Non è così ovunque, anzi, in Europa la situazione è molto diversa. Per esempio, nel Regno Unito il tirocinante è considerato un lavoratore e ha un salario minimo di 10,42 sterline l’ora. In Francia gli stage sono curricolari e, se durano più di due mesi, prevedono almeno 4,35 euro l’ora. In Spagna, infine, gli stagisti godono degli stessi diritti dei lavoratori, inclusi ferie, malattie e benefit, e il loro stipendio è fissato in 1.080 euro al mese per 14 mensilità, come riporta il ministero del Lavoro e dell’Economia. In Italia, invece, gli stipendi troppo bassi non permettono a chi si sta formando di potersi spostare nell’azienda che preferisce, in un territorio nel quale vuole costruire il proprio futuro o semplicemente scegliere tirocini troppo lontani da casa.

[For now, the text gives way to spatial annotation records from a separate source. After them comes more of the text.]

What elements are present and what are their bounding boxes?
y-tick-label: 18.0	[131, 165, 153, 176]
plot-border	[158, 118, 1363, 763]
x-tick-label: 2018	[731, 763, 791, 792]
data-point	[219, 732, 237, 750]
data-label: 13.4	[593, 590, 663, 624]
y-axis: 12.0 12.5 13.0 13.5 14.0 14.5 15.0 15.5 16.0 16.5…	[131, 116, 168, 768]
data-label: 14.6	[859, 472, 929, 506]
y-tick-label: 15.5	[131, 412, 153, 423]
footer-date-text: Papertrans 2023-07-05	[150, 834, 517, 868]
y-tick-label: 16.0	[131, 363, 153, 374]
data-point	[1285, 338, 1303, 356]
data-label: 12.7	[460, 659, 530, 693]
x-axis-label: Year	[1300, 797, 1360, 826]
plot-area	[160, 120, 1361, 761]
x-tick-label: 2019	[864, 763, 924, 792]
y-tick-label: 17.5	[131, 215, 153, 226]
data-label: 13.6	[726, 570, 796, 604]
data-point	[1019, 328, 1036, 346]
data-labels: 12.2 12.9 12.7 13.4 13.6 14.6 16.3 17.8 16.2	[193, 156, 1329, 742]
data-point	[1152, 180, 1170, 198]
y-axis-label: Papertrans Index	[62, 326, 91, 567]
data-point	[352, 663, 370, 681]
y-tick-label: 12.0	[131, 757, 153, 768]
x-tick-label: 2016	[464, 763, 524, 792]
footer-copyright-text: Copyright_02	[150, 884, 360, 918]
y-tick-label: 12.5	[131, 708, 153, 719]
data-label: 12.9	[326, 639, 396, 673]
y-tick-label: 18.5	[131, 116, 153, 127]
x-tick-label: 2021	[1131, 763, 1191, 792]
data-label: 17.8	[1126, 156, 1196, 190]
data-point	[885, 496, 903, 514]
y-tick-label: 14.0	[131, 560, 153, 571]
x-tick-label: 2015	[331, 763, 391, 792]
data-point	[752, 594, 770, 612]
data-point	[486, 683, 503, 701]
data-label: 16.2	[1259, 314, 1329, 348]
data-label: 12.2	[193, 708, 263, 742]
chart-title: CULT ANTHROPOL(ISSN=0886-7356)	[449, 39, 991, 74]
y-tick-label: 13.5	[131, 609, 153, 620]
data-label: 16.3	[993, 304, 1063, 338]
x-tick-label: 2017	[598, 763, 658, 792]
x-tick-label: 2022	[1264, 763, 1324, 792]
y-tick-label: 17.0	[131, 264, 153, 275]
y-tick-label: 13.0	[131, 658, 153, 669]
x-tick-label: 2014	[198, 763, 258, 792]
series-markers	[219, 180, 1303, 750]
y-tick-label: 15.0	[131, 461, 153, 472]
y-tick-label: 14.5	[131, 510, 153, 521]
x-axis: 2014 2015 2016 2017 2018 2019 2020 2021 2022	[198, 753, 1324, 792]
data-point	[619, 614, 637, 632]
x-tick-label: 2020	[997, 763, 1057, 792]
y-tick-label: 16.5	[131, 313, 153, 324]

Il confine tra precarietà e formazione
Le principali associazioni per i diritti degli stagisti chiedono una riforma nazionale che renda obbligatorio un compenso minimo equo e garantisca tutele previdenziali anche per i tirocini extracurricolari. Nel Pnrr esiste l’impegno formale, confermato anche dal ministero del Lavoro e in scadenza entro il 2026, di un nuovo decreto sul tirocinio extracurricolare. Questo, se venisse discusso e approvato, permetterebbe di uniformare le regole e contrastare i finti stage usati per mascherare il lavoro dipendente. Non c’è ancora una data di discussione, ma secondo le associazioni potrebbe trattarsi di un primo importante passo per riconoscere le vite sospese dietro a quelle che sono solo fredde statistiche del mercato del lavoro.

La Giornata mondiale degli stagisti riaccende ogni anno l’attenzione su quello che è un fenomeno generazionale. Moltissimi tirocinanti sanno di lavorare troppo e di imparare poco, e questo si traduce in una sfiducia nel mercato del lavoro italiano e in una vera e propria fuga di talenti verso l’estero. Con un futuro fatto di carenza di lavoratori, il tema della precarietà di chi si sta formando dovrebbe essere una priorità.